The tribal market follows, for whom the safer gambling features built into its platform allows partners to expand sustainably, mindful of the community-led approach taken in Indian Country.
Crab Sports fits into the third category, of challenger brands, where the target is one state, and one state only.
That hyper-local focus, Collins explains, can be particularly powerful. Crab Sports is not going to have the vast resources of the heavily backed national operators. “But they do have the local know-how and the partnerships to bring customers to the brand,” Collins says.
Building brand equity
He believes local challengers such as Crab Sports will not find space in every state, pointing out that the likes of New York, though its tender process, 51% tax rate and $25m licence fee, mean there is simply no route in.

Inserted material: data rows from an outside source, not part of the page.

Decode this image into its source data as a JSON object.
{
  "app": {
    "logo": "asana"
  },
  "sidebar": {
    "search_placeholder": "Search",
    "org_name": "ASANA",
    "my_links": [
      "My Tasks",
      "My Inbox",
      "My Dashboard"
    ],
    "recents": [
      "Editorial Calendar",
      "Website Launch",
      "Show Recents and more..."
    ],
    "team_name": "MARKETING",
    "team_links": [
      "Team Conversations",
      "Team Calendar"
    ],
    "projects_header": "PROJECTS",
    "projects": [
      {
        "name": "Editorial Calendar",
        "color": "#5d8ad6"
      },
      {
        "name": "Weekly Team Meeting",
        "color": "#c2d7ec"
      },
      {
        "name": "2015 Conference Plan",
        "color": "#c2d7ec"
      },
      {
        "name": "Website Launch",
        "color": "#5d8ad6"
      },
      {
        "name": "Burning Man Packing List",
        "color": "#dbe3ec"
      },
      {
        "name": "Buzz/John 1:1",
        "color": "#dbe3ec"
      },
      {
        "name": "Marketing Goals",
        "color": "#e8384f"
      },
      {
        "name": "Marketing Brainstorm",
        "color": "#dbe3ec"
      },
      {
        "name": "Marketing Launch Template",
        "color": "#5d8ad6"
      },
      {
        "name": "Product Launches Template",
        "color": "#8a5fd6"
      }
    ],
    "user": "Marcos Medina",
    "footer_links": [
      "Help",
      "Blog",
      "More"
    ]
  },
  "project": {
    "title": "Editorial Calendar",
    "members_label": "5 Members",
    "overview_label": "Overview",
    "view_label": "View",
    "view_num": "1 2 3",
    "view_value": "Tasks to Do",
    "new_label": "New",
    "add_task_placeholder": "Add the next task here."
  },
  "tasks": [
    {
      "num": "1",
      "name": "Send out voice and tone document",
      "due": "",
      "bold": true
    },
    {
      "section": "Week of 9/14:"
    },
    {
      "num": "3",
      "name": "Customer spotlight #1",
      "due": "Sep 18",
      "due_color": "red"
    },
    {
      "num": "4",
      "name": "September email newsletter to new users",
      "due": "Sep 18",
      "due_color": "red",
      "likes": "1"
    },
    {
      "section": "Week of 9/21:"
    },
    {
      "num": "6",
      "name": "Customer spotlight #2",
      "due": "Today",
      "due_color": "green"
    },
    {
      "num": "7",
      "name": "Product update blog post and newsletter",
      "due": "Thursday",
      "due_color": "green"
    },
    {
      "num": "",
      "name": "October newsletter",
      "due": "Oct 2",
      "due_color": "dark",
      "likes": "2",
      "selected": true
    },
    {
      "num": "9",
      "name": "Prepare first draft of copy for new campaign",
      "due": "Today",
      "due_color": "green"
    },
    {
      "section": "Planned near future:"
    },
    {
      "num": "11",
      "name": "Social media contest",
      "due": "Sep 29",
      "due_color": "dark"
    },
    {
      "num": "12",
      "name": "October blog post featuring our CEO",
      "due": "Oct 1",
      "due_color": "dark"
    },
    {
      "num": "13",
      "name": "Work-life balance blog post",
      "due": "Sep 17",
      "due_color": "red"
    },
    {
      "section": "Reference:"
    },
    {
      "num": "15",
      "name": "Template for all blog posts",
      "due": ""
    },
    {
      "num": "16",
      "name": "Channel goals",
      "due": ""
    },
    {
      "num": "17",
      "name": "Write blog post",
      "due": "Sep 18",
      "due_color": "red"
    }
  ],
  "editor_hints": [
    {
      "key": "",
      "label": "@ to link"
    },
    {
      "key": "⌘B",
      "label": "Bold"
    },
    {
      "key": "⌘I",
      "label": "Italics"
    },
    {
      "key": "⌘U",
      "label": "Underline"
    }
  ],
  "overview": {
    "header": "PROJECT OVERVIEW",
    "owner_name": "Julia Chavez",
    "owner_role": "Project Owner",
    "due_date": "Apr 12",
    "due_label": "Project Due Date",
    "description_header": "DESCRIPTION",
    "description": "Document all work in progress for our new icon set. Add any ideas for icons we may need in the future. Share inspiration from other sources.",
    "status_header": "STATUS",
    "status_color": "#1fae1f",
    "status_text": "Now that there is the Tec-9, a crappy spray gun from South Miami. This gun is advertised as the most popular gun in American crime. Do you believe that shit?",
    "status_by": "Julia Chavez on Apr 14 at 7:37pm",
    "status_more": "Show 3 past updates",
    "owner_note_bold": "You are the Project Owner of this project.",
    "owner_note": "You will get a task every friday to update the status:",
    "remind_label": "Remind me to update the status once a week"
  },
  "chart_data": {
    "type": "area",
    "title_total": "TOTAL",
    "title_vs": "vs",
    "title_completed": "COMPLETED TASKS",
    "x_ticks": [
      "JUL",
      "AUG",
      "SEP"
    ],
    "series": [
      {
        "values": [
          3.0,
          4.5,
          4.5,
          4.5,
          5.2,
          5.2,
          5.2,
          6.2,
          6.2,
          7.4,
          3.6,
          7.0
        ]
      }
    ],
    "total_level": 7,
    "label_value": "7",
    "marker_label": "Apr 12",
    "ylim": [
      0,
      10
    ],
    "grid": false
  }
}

“You have states that have defined, local identities such as Maryland, Ohio or Louisiana, where there is an opportunity for these challengers to come in,” he continues. “Simply because they can create partnerships with local businesses in the market, and get direct access to players by allowing these [outlets] to generate revenue through sports betting and igaming at a later stage.”
Those partnerships may not see a business like Crab Sports dominate the airwaves in Maryland. But by leveraging that local presence, whether that is through sports teams, entertainment venues, or bars and restaurants, it positions the business as part of the community.
This, Collins says, has been built into the agreement. “We believe that spending heavily is unsustainable so we’re encouraging customers like Crab Sports to take advantage of the pillars of the platform. There’s GiG Data and GiG Logic, but the other key element is the CMS; that allows us to segment the customer journey, to develop personalised journeys for each user.
“They might be acquired through a bar acting as an affiliate, or from a campaign run with a local team such as the Baltimore Ravens. They can take this information to develop a highly personalised campaign, which creates that affinity with the brand.”
A tool such as Logic, he adds, adds a layer of automation that makes customer management significantly less intensive, in terms of resource and spending. For an up-and-coming brand, that significantly benefits their bottom line.
But these campaigns, he stresses, should not be centred around incentivising customer with cold, hard cash. Even a meal at a local restaurant could be an effective way of engaging a player, and developing loyalty.
Challengers don’t have the same resources available to the major players in US sports betting, so they have to be more strategic about how they invest marketing Dollars. But even with that vast marketing investment, it remains to be seen whether the promotional spend is actually generating decent returns.
“The major players haven’t done this in other states,” Collins continues. “They’ve been acquiring players through bonuses, then retaining them with continued bonusing, and as a consequence lifetime value is low, and cost per acquisition is high.
“I’ve been in the industry for 16 years now, and every company has traditionally spent heavily on acquisition, but not put the same investment into developing loyalty. When you do that in a highly regulated, highly taxed market, it kills any chance of posting a profit.”
The ‘spray and pray’ approach, after all, is increasingly being questioned. Caesars Digital has pledged to reduce marketing spend. Churchill Downs is already powering down its betting and igaming operations. Rumours persist about WynnBet being sold or shuttered.
“They’re now trying to be cleverer, push their loyalty schemes, and build customers relationships on the basis of loyalty, rather than money,” Collins says. |But they acquired them through bonusing – that doesn’t create any brand loyalty.
This, in turn, creates room for a new breed of operators such as Crab Sports to find a way in, even on a single-state basis.
“These smaller brands, the tribes, can drive something unique, even if they see the big brands on their TV every day,” Collins adds. “Over time I think we will see that come to fruition.”